The case’s link to Italy, where then man traveled last month before returning to the U.S. on February 22, meant it was an explained case and not likely to be part of a larger outbreak in the state. “We are not seeing widespread community transmission in Rhode Island,” explained the state’s health department director, Dr. Nicole Alexander-Scott.

“The general level of risk for Rhode Islanders is low,” Governor Gina M. Raimondo said on Sunday. “There’s no need for panic. There’s no need to be frightened.”

Illinois: Not clear how an elderly couple caught the virus

A man in his 70s from Cook County, near Chicago, tested positive for the coronavirus, local officials announced on Saturday. They don’t yet know how the man was infected. His wife, also in her 70s, has also tested positive, officials said Monday.

Both were reportedly in good condition as of Monday. State health officials said they were still working to identify anyone who may have come into contact with the couple.

Oregon: Three cases and counting

The state reported its third confirmed case of the coronavirus on Monday.
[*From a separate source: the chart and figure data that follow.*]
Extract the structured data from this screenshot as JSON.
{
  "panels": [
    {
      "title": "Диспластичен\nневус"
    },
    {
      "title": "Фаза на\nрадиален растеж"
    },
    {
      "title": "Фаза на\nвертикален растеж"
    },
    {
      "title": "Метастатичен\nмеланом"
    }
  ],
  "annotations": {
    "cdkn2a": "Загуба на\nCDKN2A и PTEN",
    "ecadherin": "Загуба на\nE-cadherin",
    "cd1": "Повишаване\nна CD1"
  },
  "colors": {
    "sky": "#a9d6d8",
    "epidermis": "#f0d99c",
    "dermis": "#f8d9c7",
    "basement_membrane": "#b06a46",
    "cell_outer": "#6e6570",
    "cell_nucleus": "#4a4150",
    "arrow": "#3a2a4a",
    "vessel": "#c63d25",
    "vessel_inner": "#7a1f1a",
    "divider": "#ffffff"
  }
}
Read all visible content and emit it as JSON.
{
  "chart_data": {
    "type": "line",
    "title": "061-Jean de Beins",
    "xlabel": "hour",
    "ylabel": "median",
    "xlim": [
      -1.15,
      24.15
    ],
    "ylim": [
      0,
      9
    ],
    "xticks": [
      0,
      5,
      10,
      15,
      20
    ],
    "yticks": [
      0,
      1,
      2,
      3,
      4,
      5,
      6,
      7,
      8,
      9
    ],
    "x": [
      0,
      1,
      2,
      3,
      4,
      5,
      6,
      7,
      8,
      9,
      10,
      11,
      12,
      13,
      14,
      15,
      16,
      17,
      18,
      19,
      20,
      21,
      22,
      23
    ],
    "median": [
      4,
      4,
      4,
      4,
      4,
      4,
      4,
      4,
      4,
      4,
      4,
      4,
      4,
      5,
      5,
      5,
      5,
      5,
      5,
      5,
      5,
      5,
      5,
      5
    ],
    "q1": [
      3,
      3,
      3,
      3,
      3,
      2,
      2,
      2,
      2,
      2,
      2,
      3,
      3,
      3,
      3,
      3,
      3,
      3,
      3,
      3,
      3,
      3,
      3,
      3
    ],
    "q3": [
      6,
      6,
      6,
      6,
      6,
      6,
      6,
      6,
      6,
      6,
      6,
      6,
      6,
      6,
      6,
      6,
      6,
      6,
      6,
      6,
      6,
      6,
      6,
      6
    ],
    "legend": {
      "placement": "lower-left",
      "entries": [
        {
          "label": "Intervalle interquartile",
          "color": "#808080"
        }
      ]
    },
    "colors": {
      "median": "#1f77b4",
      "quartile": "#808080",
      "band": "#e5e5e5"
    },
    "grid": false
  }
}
The first person confirmed to have the illness, who began feeling symptoms on February 19, works at a school in Clackamas County and “may have exposed students and staff there,” Oregon Health Authority director Patrick Allen said Friday. Someone who lives with that patient has also tested positive, but has a mild case and is remaining isolated at home.

The third infected resident, like the first, is considered a case of community transmission. Neither had any know links to other outbreaks or infected persons, and state officials are still working to determine who else has been exposed to the coronavirus.

This post has been updated throughout to include details of additional confirmed coronavirus cases in the U.S.